World's Largest Hot Dog Sculpture Debut in Times Square this April

Wednesday, April 3, 2024
World's Largest Hot Dog Sculpture Debut in Times Square this April

Times Square Arts presents Hot Dog in the City, a 65 foot-long public art installation by the dynamic artist duo Jen Catron and Paul Outlaw.

Equal parts spectacle, celebration, and critique, the project supersizes the hot dog as an iconic symbol of New York City and American culture to examine class, consumption, capitalism, and the myths of the American Dream. Hot Dog in the City builds upon Catron and Outlaw’s renowned conceptual practice, which spans elaborate large-scale sculptures to kinetic installations and immersive experiences often infused with humor and camp to prompt cultural and political commentary. The project will be on view in Times Square’s largest plaza, Duffy Square, from April 30 to June 13, 2024.

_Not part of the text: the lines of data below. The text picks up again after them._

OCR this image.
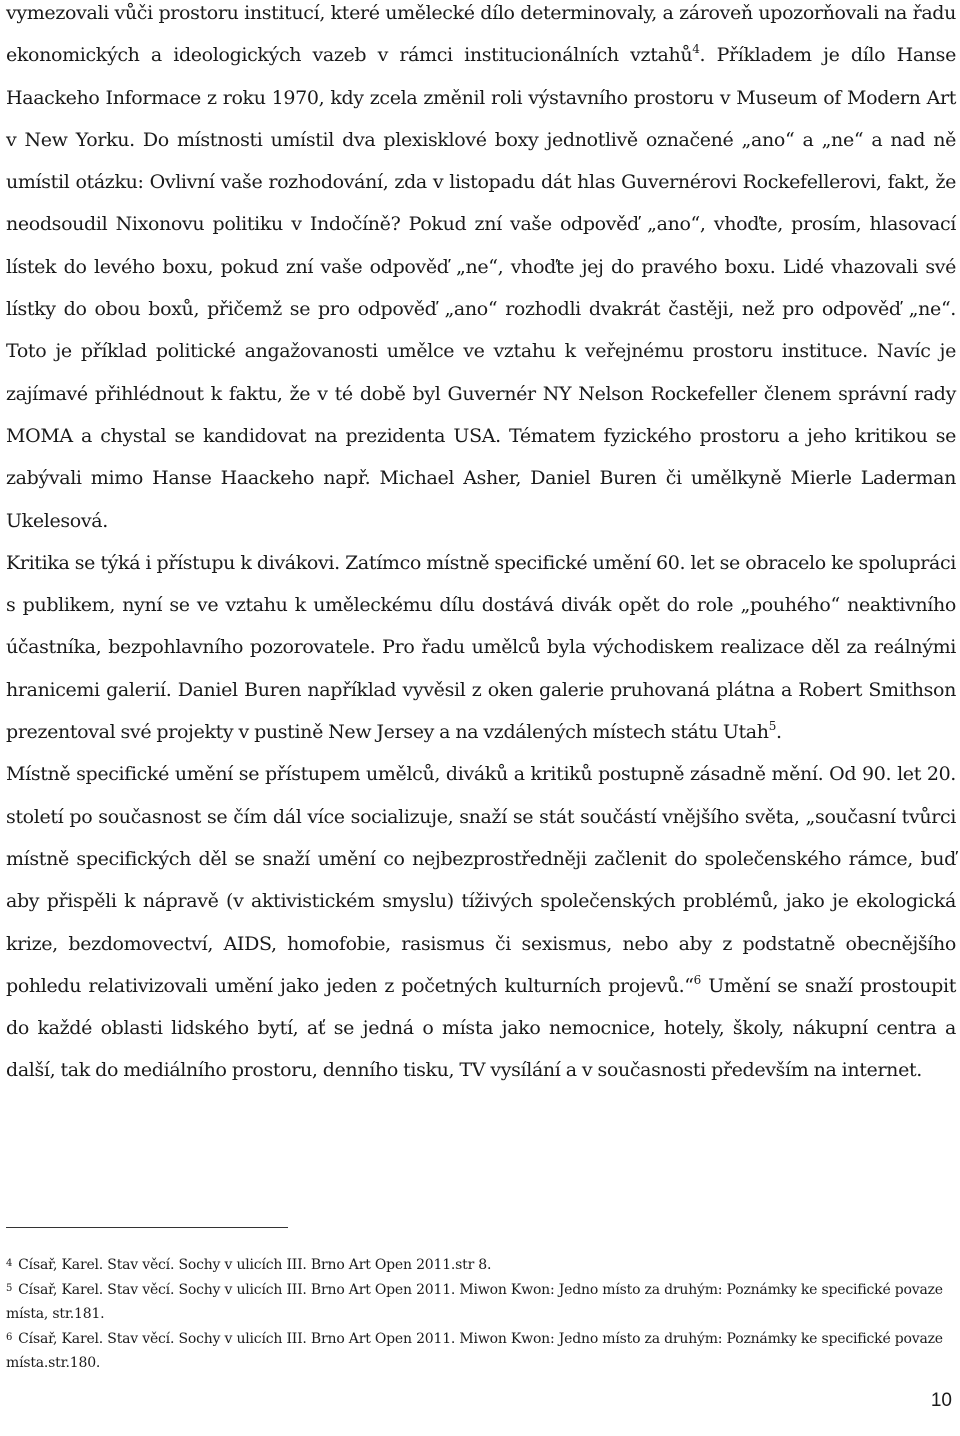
vymezovali vůči prostoru institucí, které umělecké dílo determinovaly, a zároveň upozorňovali na řadu ekonomických a ideologických vazeb v rámci institucionálních vztahů$^4$. Příkladem je dílo Hanse Haackeho Informace z roku 1970, kdy zcela změnil roli výstavního prostoru v Museum of Modern Art v New Yorku. Do místnosti umístil dva plexisklové boxy jednotlivě označené „ano“ a „ne“ a nad ně umístil otázku: Ovlivní vaše rozhodování, zda v listopadu dát hlas Guvernérovi Rockefellerovi, fakt, že neodsoudil Nixonovu politiku v Indočíně? Pokud zní vaše odpověď „ano“, vhoďte, prosím, hlasovací lístek do levého boxu, pokud zní vaše odpověď „ne“, vhoďte jej do pravého boxu. Lidé vhazovali své lístky do obou boxů, přičemž se pro odpověď „ano“ rozhodli dvakrát častěji, než pro odpověď „ne“. Toto je příklad politické angažovanosti umělce ve vztahu k veřejnému prostoru instituce. Navíc je zajímavé přihlédnout k faktu, že v té době byl Guvernér NY Nelson Rockefeller členem správní rady MOMA a chystal se kandidovat na prezidenta USA. Tématem fyzického prostoru a jeho kritikou se zabývali mimo Hanse Haackeho např. Michael Asher, Daniel Buren či umělkyně Mierle Laderman Ukelesová.

Kritika se týká i přístupu k divákovi. Zatímco místně specifické umění 60. let se obracelo ke spolupráci s publikem, nyní se ve vztahu k uměleckému dílu dostává divák opět do role „pouhého“ neaktivního účastníka, bezpohlavního pozorovatele. Pro řadu umělců byla východiskem realizace děl za reálnými hranicemi galerií. Daniel Buren například vyvěsil z oken galerie pruhovaná plátna a Robert Smithson prezentoval své projekty v pustině New Jersey a na vzdálených místech státu Utah$^5$.

Místně specifické umění se přístupem umělců, diváků a kritiků postupně zásadně mění. Od 90. let 20. století po současnost se čím dál více socializuje, snaží se stát součástí vnějšího světa, „současní tvůrci místně specifických děl se snaží umění co nejbezprostředněji začlenit do společenského rámce, buď aby přispěli k nápravě (v aktivistickém smyslu) tíživých společenských problémů, jako je ekologická krize, bezdomovectví, AIDS, homofobie, rasismus či sexismus, nebo aby z podstatně obecnějšího pohledu relativizovali umění jako jeden z početných kulturních projevů.“$^6$ Umění se snaží prostoupit do každé oblasti lidského bytí, ať se jedná o místa jako nemocnice, hotely, školy, nákupní centra a další, tak do mediálního prostoru, denního tisku, TV vysílání a v současnosti především na internet.

$^4$ Císař, Karel. Stav věcí. Sochy v ulicích III. Brno Art Open 2011.str 8.

$^5$ Císař, Karel. Stav věcí. Sochy v ulicích III. Brno Art Open 2011. Miwon Kwon: Jedno místo za druhým: Poznámky ke specifické povaze místa, str.181.

$^6$ Císař, Karel. Stav věcí. Sochy v ulicích III. Brno Art Open 2011. Miwon Kwon: Jedno místo za druhým: Poznámky ke specifické povaze místa.str.180.

10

“Like us, the hot dog is an absurd mass of mashed-up fragments masquerading as one remarkable product, a Trojan Horse of individual narratives and sordid histories. When you boil it down, there’s no symbol that better relishes the American conglomerate than our audacious, record-breaking hot dog…unless that hot dog is also in Times Square,” said Jen Catron and Paul Outlaw.

Introduced to the American masses by central European immigrants as a working-class street food in the 1800s, the hot dog has since become synonymous with contemporary American culture – a staple at baseball games and Fourth of July celebrations, and even employed as a tool of US international relations, referred to as “hot dog diplomacy.” As a symbol and a street cart pervasive, the hot dog is also a mainstay throughout Times Square and a New York City icon, akin to the yellow taxi cab, the pretzel, the deli cup, and the Playbill.

Free and on view to the public 24/7 during its exhibition in Times Square, Hot Dog in the City consists of a colossal bun and classic red-tinged frankfurter topped with a giant drizzle of mustard. Controlled by hydraulic mechanisms, the hot dog will periodically ascend toward the sky and shower visitors below with confetti. Staged at high noon, these confetti festivities playfully reference quintessential American celebrations — from New Year’s Eve and hometown parades, to political rallies and gender reveal parties — as well as the hyper-masculinity and showmanship often associated with American culture and patriotism.

Hot Dog in the City is the brainchild of Brooklyn-based artist duo Jen Catron and Paul Outlaw, celebrated for their subversive multimedia practice encompassing performance, painting, video, and animatronics to create unique participatory experiences that oscillate between the tragic and absurd. Frequently focused on food, their work unpacks the complexities of contemporary culture, including consumerism, capitalism, inequity, and excess. Their giant ice cream sundaes and hams have been exhibited at institutions such as the Brooklyn Museum, Museum of Contemporary Art Detroit, and Cranbrook Art Museum. The duo’s enduring fascination with gastronomy and performance took them all the way to the reality TV show “Chopped,” which became the pinnacle of their performative fish fry food truck project.

While Catron and Outlaw’s sculpture reverberates with the spectacle and towering scale that defines Times Square, the colossal frank also serves as a decoy for deeper dialogue. Drawing parallels between the history of the hot dog and American culture as a whole, the project sheds light on topics such as street vending as an immigrant experience, the underbelly of the meat industry, the patriarchy of meat-eating, and American politics.